Lack of sun exposure is underlying cause
Dr Nuria Martinez-Aller from St Thomas Hospital confirmed Rickets was on the rise and suggests this is down to a lack of outdoor activity, stating "We should expose our skin to sunshine at least for a few minutes to midday before putting on sun protection and factor 30 is adequate - of course don't risk sunburn. And then summer holidays in the sun and winter holidays in the sun. Expose children to parks and outdoor life. Children are watching TV and playing on computers much more."
This view is supported by a statement from Dr Adrian Martineau, vitamin D expert and clinical reader in respiratory infection and immunity at Queen Mary University of London, he said: "One key reason why so many are deficient is because since the 1990s, in an attempt to reduce the risk of skin cancer, most of the developed world has become increasingly adverse to sun exposure."

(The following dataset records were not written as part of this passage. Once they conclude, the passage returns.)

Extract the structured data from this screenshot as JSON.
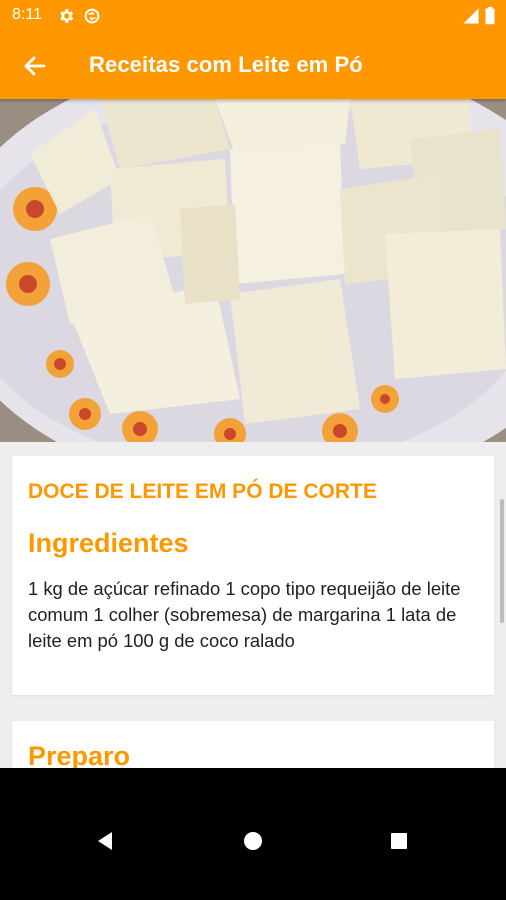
{
  "status_bar": {
    "time": "8:11",
    "icons": [
      "gear-icon",
      "sync-icon",
      "signal-icon",
      "battery-icon"
    ]
  },
  "toolbar": {
    "title": "Receitas com Leite em Pó",
    "back_icon": "arrow-back-icon"
  },
  "recipe": {
    "name": "DOCE DE LEITE EM PÓ DE CORTE",
    "ingredients_heading": "Ingredientes",
    "ingredients_text": " 1 kg de açúcar refinado 1 copo tipo requeijão de leite comum 1 colher (sobremesa) de margarina 1 lata de leite em pó 100 g de coco ralado",
    "preparation_heading": "Preparo"
  },
  "navigation": {
    "icons": [
      "back-triangle-icon",
      "home-circle-icon",
      "recents-square-icon"
    ]
  },
  "colors": {
    "accent": "#ff9800",
    "background": "#eeeeee",
    "card": "#ffffff",
    "nav_bar": "#000000"
  }
}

Scarlet fever is also on the rise - according to Public Health England, cases rose by a third in the first two months in 2014. One of the biggest killers of the Victorian era, Tuberculosis, killed one in four people however despite powerful antibiotics, Public Health England found a reported 8,751 cases in the UK in 2012. England's chief medical officer has said the public should feel "profoundly ashamed" of a "very worrying picture" of children's health and called for the scheme of free vitamins to be extended to all under-fives to tackle the return of aforementioned diseases such as Rickets.
Best sources of vitamin D
The best way to get Vitamin D is via sun on the skin, while it is added to some items such as fat spreads and breakfast cereals it only occurs naturally in a few foods. It is found in eggs to a degree but more substantially in oily fish such as sardines, mackerel, pilchards, fresh tuna and salmon. Fish is also a staple of the Mediterranean Diet which is heralded as the best for heart disease, stroke prevention and diabetes prevention.

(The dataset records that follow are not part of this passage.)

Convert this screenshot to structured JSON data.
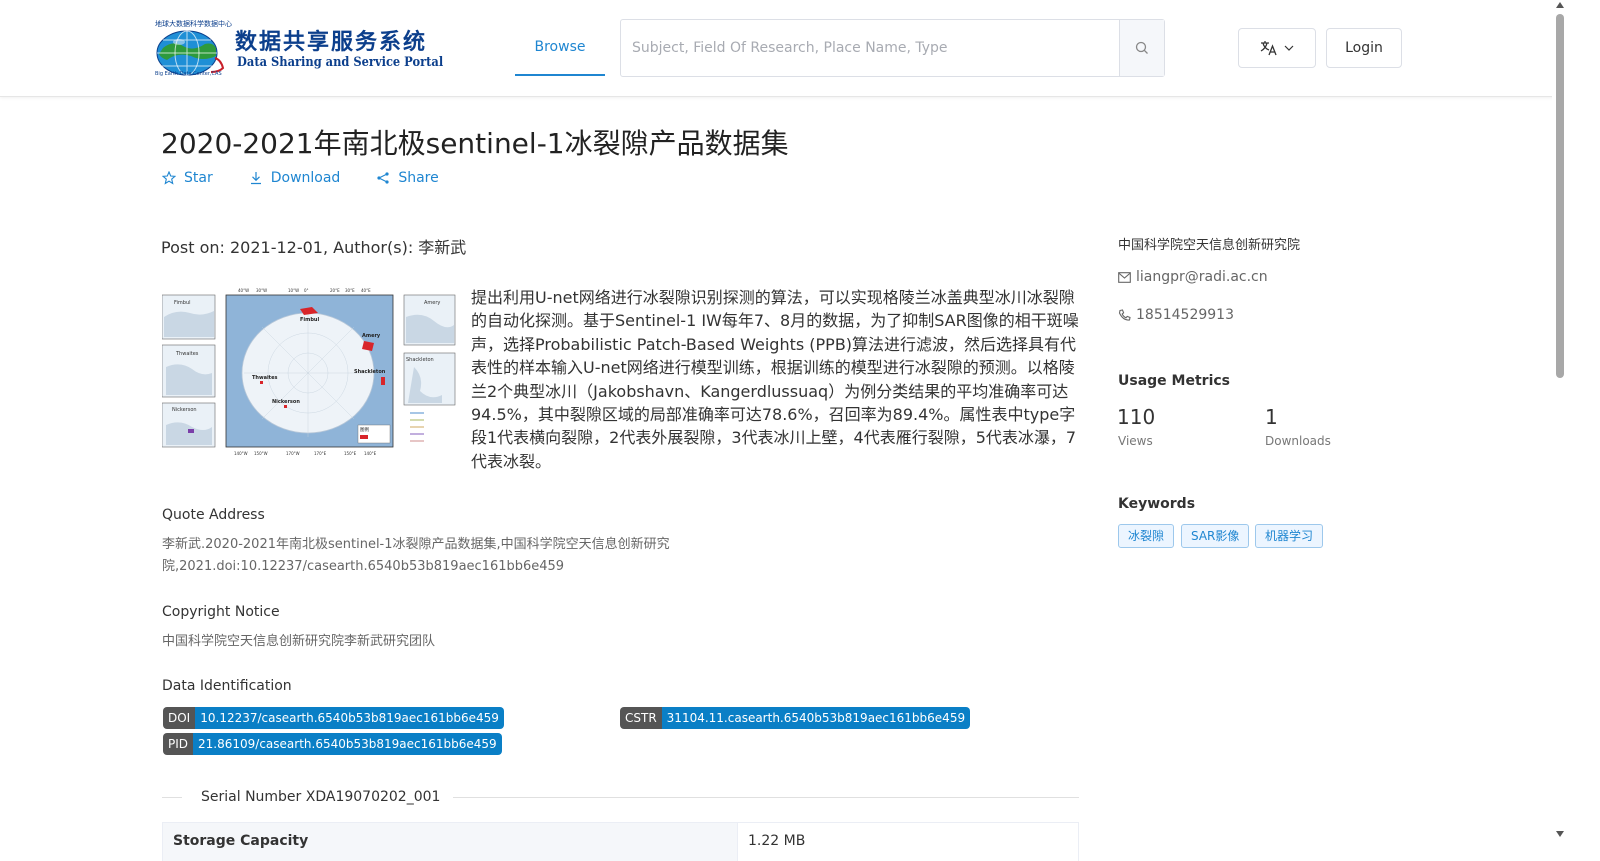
{
  "header": {
    "logo": {
      "title_cn": "数据共享服务系统",
      "title_en": "Data Sharing and Service Portal",
      "arc_text": "地球大数据科学数据中心",
      "sub_text": "Big Earth Data Center,CAS"
    },
    "nav": {
      "browse_label": "Browse"
    },
    "search": {
      "placeholder": "Subject, Field Of Research, Place Name, Type",
      "value": ""
    },
    "login_label": "Login",
    "icons": {
      "search": "search-icon",
      "language": "translate-icon",
      "dropdown": "chevron-down-icon"
    }
  },
  "dataset": {
    "title": "2020-2021年南北极sentinel-1冰裂隙产品数据集",
    "actions": {
      "star": "Star",
      "download": "Download",
      "share": "Share"
    },
    "post_on": "Post on: 2021-12-01, Author(s): 李新武",
    "description": "提出利用U-net网络进行冰裂隙识别探测的算法，可以实现格陵兰冰盖典型冰川冰裂隙的自动化探测。基于Sentinel-1 IW每年7、8月的数据，为了抑制SAR图像的相干斑噪声，选择Probabilistic Patch-Based Weights (PPB)算法进行滤波，然后选择具有代表性的样本输入U-net网络进行模型训练，根据训练的模型进行冰裂隙的预测。以格陵兰2个典型冰川（Jakobshavn、Kangerdlussuaq）为例分类结果的平均准确率可达94.5%，其中裂隙区域的局部准确率可达78.6%，召回率为89.4%。属性表中type字段1代表横向裂隙，2代表外展裂隙，3代表冰川上壁，4代表雁行裂隙，5代表冰瀑，7代表冰裂。",
    "thumbnail": {
      "top_ticks": [
        "40°W",
        "30°W",
        "10°W",
        "0°",
        "20°E",
        "30°E",
        "40°E"
      ],
      "bottom_ticks": [
        "140°W",
        "150°W",
        "170°W",
        "170°E",
        "150°E",
        "140°E"
      ],
      "places": [
        "Fimbul",
        "Amery",
        "Shackleton",
        "Thwaites",
        "Nickerson"
      ],
      "legend_label": "图例"
    },
    "quote": {
      "label": "Quote Address",
      "text": "李新武.2020-2021年南北极sentinel-1冰裂隙产品数据集,中国科学院空天信息创新研究院,2021.doi:10.12237/casearth.6540b53b819aec161bb6e459"
    },
    "copyright": {
      "label": "Copyright Notice",
      "text": "中国科学院空天信息创新研究院李新武研究团队"
    },
    "identification": {
      "label": "Data Identification",
      "doi_key": "DOI",
      "doi_value": "10.12237/casearth.6540b53b819aec161bb6e459",
      "cstr_key": "CSTR",
      "cstr_value": "31104.11.casearth.6540b53b819aec161bb6e459",
      "pid_key": "PID",
      "pid_value": "21.86109/casearth.6540b53b819aec161bb6e459"
    },
    "serial": "Serial Number XDA19070202_001",
    "storage": {
      "key": "Storage Capacity",
      "value": "1.22 MB"
    }
  },
  "sidebar": {
    "org": "中国科学院空天信息创新研究院",
    "email": "liangpr@radi.ac.cn",
    "phone": "18514529913",
    "usage_title": "Usage Metrics",
    "views_count": "110",
    "views_label": "Views",
    "downloads_count": "1",
    "downloads_label": "Downloads",
    "keywords_title": "Keywords",
    "keywords": [
      "冰裂隙",
      "SAR影像",
      "机器学习"
    ]
  },
  "colors": {
    "accent": "#1f86d1",
    "badge_key": "#555555",
    "badge_value": "#0a7fc6",
    "logo": "#0c3f8c"
  }
}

HFMA's executive director Graham Keen states: "The public needs access to straightforward, responsible information about how essential vitamins and minerals work. "Everyone should know that the best solution for most people to consume key nutrients, such as vitamins and minerals, is to eat as healthy a diet as possible. However, it should be recognised that a daily food supplement provides important insurance for millions looking to safeguard their nutritional intake."

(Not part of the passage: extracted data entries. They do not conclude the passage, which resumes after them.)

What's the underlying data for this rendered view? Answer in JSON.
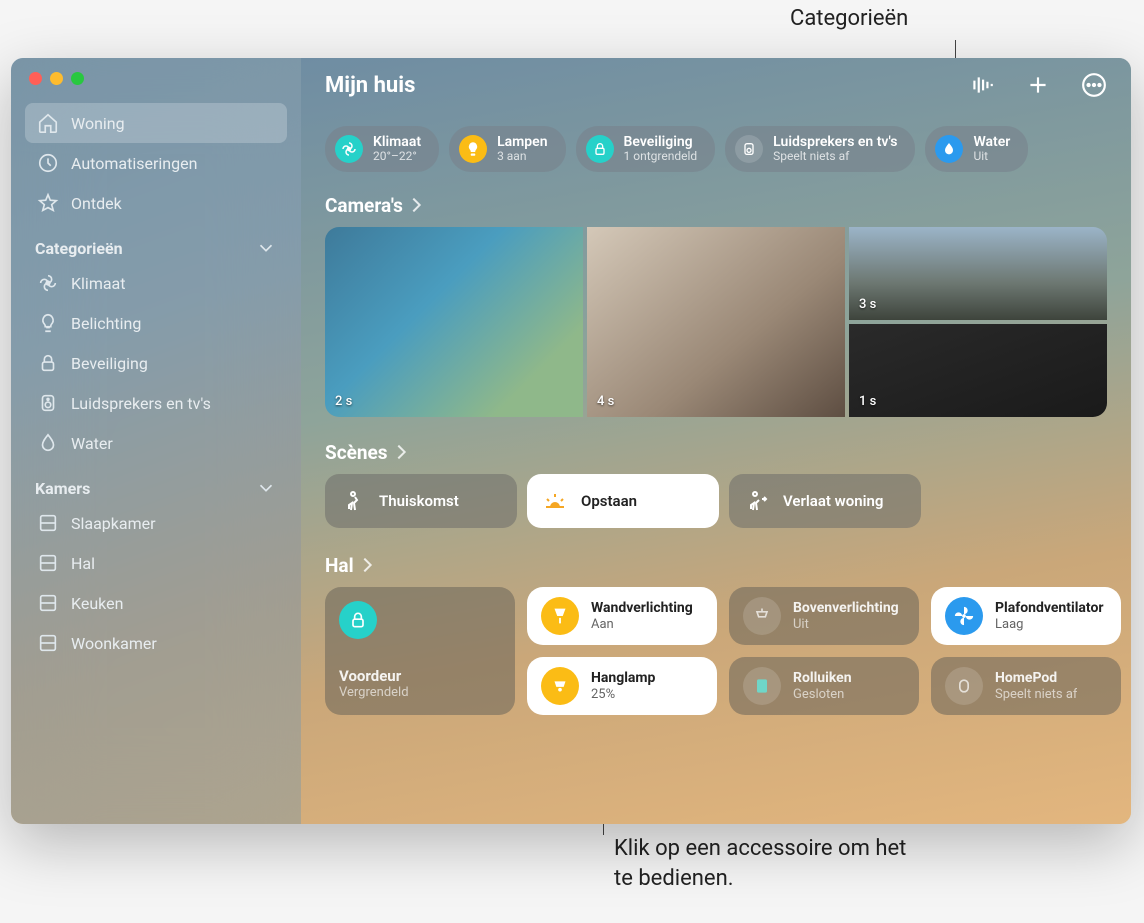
{
  "callouts": {
    "top": "Categorieën",
    "bottom": "Klik op een accessoire om het te bedienen."
  },
  "header": {
    "title": "Mijn huis"
  },
  "sidebar": {
    "nav": [
      {
        "label": "Woning",
        "active": true
      },
      {
        "label": "Automatiseringen",
        "active": false
      },
      {
        "label": "Ontdek",
        "active": false
      }
    ],
    "categories_header": "Categorieën",
    "categories": [
      {
        "label": "Klimaat"
      },
      {
        "label": "Belichting"
      },
      {
        "label": "Beveiliging"
      },
      {
        "label": "Luidsprekers en tv's"
      },
      {
        "label": "Water"
      }
    ],
    "rooms_header": "Kamers",
    "rooms": [
      {
        "label": "Slaapkamer"
      },
      {
        "label": "Hal"
      },
      {
        "label": "Keuken"
      },
      {
        "label": "Woonkamer"
      }
    ]
  },
  "category_pills": [
    {
      "title": "Klimaat",
      "sub": "20°–22°"
    },
    {
      "title": "Lampen",
      "sub": "3 aan"
    },
    {
      "title": "Beveiliging",
      "sub": "1 ontgrendeld"
    },
    {
      "title": "Luidsprekers en tv's",
      "sub": "Speelt niets af"
    },
    {
      "title": "Water",
      "sub": "Uit"
    }
  ],
  "sections": {
    "cameras": "Camera's",
    "scenes": "Scènes",
    "hal": "Hal"
  },
  "cameras": {
    "c1": "2 s",
    "c2": "3 s",
    "c3": "4 s",
    "c4": "1 s"
  },
  "scenes": [
    {
      "label": "Thuiskomst",
      "style": "dark"
    },
    {
      "label": "Opstaan",
      "style": "light"
    },
    {
      "label": "Verlaat woning",
      "style": "dark"
    }
  ],
  "tiles": {
    "voordeur": {
      "title": "Voordeur",
      "sub": "Vergrendeld"
    },
    "wand": {
      "title": "Wandverlichting",
      "sub": "Aan"
    },
    "boven": {
      "title": "Bovenverlichting",
      "sub": "Uit"
    },
    "plafond": {
      "title": "Plafondventilator",
      "sub": "Laag"
    },
    "hang": {
      "title": "Hanglamp",
      "sub": "25%"
    },
    "roll": {
      "title": "Rolluiken",
      "sub": "Gesloten"
    },
    "homepod": {
      "title": "HomePod",
      "sub": "Speelt niets af"
    }
  }
}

Experts are strongly urging the British population to boost their Vitamin D levels during the winter months of January to March when insufficient UVB sun rays, required by our bodies to produce the vitamin D, leads to an increased risk of deficiency of the vital vitamin. One way to re-address the balance during said months is to eat more fish! Fish is being increasingly brought to the fore as an excellent source of Vitamin D. The findings have been revealed in a recent survey from Fish is the Dish, the consumer face of industry body Seafish, which shows that the average person’s seafood consumption in the UK is below the recommended amount of two portions per week.
More than half of adults don’t consume the recommended weekly amount of seafood, while 52% of UK parents with children under 18 think their children don’t eat enough. Juliette Kellow, expert nutritionist for Fish is the Dish, states that regularly providing meals that contain oily fish, which is naturally rich in Vitamin D, is vital at certain times of year when daylight is at diminished levels. Good and easy choices include tuna sandwiches, mackerel dip or adding salmon to a fish pie.
Eat more fish!
Eating at least one portion of oil-rich fish a week may help to improve Vitamin D status so it’s strongly recommended that parents think of this when preparing the family’s weekly meals. Otherwise supplementation may provide an easy way of ensuring adequate dietary intake.